A fast-paced, definitive, and breathtakingly suspenseful account of an extraordinary historical event—the attempted assassination of President Harry Truman in 1950 by two Puerto Rican Nationalists and the bloody shoot-out in the streets of Washington, DC, that saved the president's life.
Written by Pulitzer Prize-winner and New York Times bestselling novelist Stephen Hunter, and John Bainbridge, Jr., an experienced journalist and lawyer, American Gunfight is at once a groundbreaking work of meticulous historical research and the vivid and dramatically told story of an act of terrorism that almost succeeded. They have pieced together, at last, the story of the conspiracy that nearly doomed the president and how a few good men—ordinary guys who were willing to risk their lives in the line of duty—stopped it.
It begins on November 1, 1950, an unseasonably hot afternoon in the sleepy capital. At 2:00 P.M. in his temporary residence at Blair House, the president of the United States takes a nap. At 2:20 P.M., two men approach Blair House from different directions. Oscar Collazo, a respected metal polisher and family man, and Griselio Torresola, an unemployed salesman, don’t look dangerous, not in their new suits and hats, not in their calm, purposeful demeanor, not in their slow, unexcited approach. What the three White House policemen and one Secret Service agent cannot guess is that under each man's coat is a 9mm automatic pistol and in each head, a dream of assassin's glory.
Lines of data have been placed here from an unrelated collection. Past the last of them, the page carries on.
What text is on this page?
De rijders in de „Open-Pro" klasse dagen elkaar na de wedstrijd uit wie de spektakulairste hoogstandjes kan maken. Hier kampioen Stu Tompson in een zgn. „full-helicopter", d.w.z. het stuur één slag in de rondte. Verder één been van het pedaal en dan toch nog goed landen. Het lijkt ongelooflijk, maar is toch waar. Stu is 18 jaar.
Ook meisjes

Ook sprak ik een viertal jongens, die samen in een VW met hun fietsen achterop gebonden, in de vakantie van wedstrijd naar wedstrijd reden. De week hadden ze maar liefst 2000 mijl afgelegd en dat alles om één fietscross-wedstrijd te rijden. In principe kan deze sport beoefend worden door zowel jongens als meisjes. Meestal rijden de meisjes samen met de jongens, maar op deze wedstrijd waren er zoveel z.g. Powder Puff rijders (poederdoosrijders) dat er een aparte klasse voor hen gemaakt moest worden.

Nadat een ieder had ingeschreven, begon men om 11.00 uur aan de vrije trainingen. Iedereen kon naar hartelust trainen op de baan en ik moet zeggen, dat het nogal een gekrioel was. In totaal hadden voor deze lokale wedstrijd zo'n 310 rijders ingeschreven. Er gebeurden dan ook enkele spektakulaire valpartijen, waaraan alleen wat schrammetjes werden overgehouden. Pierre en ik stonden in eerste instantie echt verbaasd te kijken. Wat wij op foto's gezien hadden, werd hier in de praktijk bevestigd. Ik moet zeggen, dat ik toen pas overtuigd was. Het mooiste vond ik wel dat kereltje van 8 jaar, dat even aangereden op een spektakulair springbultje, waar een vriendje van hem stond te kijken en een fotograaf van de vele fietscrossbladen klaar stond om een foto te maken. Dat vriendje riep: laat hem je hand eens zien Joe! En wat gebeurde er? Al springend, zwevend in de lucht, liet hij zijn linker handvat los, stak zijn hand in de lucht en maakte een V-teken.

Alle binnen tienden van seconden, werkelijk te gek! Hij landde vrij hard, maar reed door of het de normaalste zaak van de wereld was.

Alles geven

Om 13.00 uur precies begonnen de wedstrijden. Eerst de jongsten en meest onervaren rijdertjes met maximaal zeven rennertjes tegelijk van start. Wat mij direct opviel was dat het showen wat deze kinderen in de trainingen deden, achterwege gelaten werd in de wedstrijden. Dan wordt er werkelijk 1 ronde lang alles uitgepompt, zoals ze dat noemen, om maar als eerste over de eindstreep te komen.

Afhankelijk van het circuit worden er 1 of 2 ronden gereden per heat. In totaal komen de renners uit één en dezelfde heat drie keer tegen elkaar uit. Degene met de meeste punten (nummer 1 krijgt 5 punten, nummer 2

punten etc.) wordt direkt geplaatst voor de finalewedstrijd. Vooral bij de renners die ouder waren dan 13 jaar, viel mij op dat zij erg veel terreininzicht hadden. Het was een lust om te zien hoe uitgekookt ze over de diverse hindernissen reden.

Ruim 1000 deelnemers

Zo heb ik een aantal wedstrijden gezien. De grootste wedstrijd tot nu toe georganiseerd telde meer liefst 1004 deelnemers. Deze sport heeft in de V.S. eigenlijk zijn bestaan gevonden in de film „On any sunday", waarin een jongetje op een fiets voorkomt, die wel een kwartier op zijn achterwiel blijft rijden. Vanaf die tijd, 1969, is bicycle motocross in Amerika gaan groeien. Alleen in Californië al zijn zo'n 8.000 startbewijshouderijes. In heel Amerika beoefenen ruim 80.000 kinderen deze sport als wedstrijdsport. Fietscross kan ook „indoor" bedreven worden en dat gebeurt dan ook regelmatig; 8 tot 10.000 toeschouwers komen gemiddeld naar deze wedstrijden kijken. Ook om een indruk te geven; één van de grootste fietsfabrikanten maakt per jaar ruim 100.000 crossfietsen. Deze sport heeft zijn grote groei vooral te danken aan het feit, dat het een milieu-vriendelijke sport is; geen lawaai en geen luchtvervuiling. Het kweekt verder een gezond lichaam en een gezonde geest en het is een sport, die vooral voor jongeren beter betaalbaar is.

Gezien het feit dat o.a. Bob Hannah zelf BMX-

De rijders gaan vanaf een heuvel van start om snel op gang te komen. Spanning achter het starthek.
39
At point-blank range, Collazo and then Torresola draw and fire and move toward the president of the United States.
Hunter and Bainbridge tell the story of that November day with narrative power and careful attention to detail. They are the first to report on the inner workings of this conspiracy; they examine the forces that led the perpetrators to conceive the plot. The authors also tell the story of the men themselves, from their youth and the worlds in which they grew up to the women they loved and who loved them to the moment the gunfire erupted. Their telling commemorates heroism—the quiet commitment to duty that in some moments of crisis sees some people through an ordeal, even at the expense of their lives.
On November 1, 1950, two Puerto Rican nationalists, Oscar Collazo and Griselio Torresola, engaged in a sustained gun battle with Secret Service agents at Blair House. Their goal was to assassinate President Harry Truman. It's curious that the two men haven't found a place in popular memory like other presidential assailants. But this attempt deserves attention because it was explicitly political and because it permanently altered Secret Service practices. Hunter, esteemed for his film criticism and macho adventure novels, teams up with former Baltimore Sun journalist Bainbridge for this richly detailed account of the motives and destinies of virtually everyone connected to the skirmish. This is an ambitious attempt to achieve time-lapse history. The actual confrontation took less than a minute; rather than save it up for the end, the authors spread it across much of the book, interspersed with background material on the participants. The book reads like the product of a film lover/action novelist and a journalist rather than a work of history, with the shootout described in stream-of-consciousness, and melodramatic, cliff-hanging chapter endings. To the authors' credit, though, interpretations are presented as such, and their handling of the recorded events is not only convincing but compelling.